Le vicomte comprenait fort bien que choisir le marquis pour confident, c’était accepter une tutelle ; or, tout amant vise à l’émancipation ; d’un autre côté, s’ouvrir à l’étudiant, n’était-ce pas se mettre à la merci d’un étourdi dont la mauvaise tête pouvait tout gâter ? Entre ces deux écueils, Moréal se décida d’autant plus aisément à garder son secret, qu’en en restant maître il conservait la pleine liberté de ses actions, avantage qu’un jeune homme estime par-dessus tout. Le soir même, il alla chez un tapissier louer les meubles indispensables, et dès le lendemain matin il les fit conduire à son nouveau logement, dont il prit ainsi possession. Il revint ensuite à l’hôtel de Castille, où il avait gardé son petit appartement pour domicile officiel.

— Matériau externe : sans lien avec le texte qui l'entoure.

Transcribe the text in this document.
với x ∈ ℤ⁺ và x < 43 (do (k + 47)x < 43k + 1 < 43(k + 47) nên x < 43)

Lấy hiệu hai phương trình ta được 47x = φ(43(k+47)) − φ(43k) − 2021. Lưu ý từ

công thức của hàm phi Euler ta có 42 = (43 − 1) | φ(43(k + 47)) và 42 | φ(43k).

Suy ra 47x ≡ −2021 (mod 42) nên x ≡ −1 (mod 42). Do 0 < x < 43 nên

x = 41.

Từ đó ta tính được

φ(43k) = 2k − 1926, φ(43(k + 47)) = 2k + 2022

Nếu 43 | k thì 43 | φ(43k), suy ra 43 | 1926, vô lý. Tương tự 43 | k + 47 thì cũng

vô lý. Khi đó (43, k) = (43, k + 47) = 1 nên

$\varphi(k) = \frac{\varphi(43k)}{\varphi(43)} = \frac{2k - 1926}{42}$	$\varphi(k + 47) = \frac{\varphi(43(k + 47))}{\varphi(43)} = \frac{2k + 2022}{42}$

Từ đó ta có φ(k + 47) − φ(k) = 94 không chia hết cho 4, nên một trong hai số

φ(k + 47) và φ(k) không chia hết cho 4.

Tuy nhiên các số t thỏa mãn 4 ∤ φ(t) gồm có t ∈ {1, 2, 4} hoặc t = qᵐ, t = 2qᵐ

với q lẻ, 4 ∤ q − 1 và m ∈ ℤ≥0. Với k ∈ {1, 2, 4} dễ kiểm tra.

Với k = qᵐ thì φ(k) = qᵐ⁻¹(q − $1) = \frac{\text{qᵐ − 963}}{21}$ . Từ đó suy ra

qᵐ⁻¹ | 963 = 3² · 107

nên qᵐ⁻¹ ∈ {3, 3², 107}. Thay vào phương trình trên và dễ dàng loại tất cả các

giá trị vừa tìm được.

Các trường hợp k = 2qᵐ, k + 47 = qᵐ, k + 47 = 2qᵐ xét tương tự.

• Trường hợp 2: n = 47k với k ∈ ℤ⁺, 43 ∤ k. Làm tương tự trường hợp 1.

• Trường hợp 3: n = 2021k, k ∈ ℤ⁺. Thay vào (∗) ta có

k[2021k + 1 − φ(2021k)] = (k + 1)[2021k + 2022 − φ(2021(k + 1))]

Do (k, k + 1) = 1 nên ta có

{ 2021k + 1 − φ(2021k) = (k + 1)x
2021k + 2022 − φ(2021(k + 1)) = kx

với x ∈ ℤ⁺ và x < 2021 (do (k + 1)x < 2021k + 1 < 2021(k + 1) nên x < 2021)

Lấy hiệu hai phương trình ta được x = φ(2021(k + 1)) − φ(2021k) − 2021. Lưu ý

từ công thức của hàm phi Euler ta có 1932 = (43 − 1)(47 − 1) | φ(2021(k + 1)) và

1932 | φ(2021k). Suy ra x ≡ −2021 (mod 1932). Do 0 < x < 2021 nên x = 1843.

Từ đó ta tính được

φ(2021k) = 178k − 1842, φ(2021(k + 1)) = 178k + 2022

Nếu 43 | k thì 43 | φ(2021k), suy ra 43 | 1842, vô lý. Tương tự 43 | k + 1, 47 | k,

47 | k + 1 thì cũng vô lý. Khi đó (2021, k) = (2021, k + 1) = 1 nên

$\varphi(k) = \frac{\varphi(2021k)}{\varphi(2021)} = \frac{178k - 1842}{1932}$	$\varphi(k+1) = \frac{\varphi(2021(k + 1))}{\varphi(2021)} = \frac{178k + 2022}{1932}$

Comme nous l’avons dit, il y attendit la visite de ses deux alliés et leur montra une réserve impénétrable ; mais, dès qu’ils furent sortis, il reprit en toute hâte le chemin de l’avenue Sainte-Marie ; l’heure de la récréation approchait, et il avait résolu de faire parvenir à Henriette un second message en dépit de tous les obstacles.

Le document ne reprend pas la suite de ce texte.